Nos os se mirent à chanter par un samedi matin embrumé.
Nous étions sur la route, portant notre poids au-delà de la rivière, tombant sur les pierres.
Leur chant se mit à gonfler comme une éponge absorbant le sol, aspirant
le flot, transportant
les airs, transformant
le vent qui tombait
sur les branches
de notre trachée.
Nos os, invisibles à nos yeux, jusqu’à ce que
nous tombions
brisés.
Nos os libérés, nous ne savons plus
où mettre nos pieds, à qui tenir la main, où poser notre dos
où se reposer.
Mais il nous reste l’eau.

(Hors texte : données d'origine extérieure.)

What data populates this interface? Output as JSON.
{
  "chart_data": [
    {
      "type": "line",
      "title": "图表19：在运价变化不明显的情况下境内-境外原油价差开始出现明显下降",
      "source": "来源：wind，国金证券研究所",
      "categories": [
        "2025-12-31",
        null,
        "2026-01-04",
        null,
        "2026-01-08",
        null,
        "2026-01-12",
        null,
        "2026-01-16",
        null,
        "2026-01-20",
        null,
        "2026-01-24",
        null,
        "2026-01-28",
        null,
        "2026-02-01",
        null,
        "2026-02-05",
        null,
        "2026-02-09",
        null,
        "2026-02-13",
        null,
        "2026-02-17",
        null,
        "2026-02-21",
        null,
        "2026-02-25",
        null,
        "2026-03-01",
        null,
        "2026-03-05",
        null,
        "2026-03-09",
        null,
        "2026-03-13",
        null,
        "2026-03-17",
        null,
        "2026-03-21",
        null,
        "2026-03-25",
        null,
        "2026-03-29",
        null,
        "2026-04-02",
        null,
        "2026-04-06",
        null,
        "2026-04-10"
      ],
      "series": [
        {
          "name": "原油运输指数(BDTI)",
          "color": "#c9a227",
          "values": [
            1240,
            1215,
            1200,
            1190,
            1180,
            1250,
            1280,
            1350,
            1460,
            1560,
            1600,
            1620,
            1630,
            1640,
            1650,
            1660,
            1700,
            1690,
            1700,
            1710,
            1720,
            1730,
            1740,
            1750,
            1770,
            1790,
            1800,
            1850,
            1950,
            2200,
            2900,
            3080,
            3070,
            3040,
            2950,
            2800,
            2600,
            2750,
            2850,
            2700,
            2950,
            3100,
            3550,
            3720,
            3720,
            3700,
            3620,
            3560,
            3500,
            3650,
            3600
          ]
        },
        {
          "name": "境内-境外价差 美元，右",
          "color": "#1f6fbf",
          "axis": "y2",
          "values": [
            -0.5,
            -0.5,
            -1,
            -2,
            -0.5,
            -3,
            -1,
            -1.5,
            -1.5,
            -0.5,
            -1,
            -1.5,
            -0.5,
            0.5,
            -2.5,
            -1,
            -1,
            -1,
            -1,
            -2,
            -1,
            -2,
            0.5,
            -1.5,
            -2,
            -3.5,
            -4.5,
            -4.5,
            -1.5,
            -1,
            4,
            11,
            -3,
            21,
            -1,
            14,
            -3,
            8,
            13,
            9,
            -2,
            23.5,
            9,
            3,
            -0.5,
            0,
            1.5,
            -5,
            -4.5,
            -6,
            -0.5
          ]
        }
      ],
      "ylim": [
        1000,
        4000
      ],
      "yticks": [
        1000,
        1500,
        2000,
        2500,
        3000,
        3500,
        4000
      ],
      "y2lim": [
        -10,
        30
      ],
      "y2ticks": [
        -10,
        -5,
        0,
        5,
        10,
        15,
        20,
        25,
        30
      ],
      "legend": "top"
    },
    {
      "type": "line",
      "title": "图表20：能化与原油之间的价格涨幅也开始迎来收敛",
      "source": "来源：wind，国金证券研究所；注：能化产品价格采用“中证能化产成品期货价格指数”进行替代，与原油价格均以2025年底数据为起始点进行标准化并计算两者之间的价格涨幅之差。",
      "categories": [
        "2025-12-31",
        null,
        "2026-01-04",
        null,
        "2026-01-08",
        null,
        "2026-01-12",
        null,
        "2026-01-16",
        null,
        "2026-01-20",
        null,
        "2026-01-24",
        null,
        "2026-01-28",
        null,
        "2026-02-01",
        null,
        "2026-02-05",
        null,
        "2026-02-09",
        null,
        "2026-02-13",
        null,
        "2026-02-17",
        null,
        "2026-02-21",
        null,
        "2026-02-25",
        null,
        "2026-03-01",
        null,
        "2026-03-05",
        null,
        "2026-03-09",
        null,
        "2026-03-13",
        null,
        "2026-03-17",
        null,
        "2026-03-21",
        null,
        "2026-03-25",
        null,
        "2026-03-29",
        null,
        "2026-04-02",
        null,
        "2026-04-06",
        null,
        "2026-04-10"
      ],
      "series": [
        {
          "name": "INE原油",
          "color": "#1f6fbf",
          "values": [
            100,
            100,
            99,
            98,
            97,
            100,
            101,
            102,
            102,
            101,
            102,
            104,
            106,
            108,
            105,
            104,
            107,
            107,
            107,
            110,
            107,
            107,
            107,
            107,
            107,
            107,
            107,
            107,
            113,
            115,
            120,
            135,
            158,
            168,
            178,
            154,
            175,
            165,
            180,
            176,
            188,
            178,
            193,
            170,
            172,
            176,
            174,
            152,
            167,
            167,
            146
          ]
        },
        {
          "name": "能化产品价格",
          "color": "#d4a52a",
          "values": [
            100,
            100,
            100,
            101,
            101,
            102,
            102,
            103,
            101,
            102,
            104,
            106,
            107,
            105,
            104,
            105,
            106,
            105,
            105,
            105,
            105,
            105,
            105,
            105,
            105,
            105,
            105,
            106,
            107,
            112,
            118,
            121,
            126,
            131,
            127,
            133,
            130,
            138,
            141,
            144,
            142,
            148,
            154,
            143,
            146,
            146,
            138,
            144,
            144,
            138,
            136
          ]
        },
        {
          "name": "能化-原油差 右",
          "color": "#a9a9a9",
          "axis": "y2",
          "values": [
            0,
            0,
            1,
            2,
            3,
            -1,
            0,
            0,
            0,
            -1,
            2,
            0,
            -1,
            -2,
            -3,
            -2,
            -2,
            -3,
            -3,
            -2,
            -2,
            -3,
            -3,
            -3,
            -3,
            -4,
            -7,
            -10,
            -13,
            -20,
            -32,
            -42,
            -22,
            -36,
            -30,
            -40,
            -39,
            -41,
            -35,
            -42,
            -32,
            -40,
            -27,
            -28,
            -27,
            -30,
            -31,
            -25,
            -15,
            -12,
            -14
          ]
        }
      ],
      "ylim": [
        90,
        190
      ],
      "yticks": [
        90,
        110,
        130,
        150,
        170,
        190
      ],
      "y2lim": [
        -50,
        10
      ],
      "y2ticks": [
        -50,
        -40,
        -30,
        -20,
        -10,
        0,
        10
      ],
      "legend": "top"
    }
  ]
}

Elle s’écoule sous notre peau,
transportant le sel alluvion de tristesse,
elle vient toucher le rebord sculpté de nos yeux.
Une larme
coule.
Une larme
sèche.
Trace blanche sédimentaire
se souvenant du sol, nos os se mettent à bouger, lentement,
plus lent que le soleil qui se lève à l’horizon.
Personne ne les vit bouger, pourtant ils portaient notre image,
émergeant dans la brume, ils frappèrent aux carreaux.
Aucun son
n’apparut.
Nos os se mettent à chanter observant l’intérieur,
alors que nous dormons, ils suivent les courbes et les lignes
réconciliant les parts de notre corps brisé.
Nous posons nos pieds nus sur le sol dur et froid,
et frottons notre dos avec la palme de nos mains.
La fenêtre était ouverte au réveil ce matin.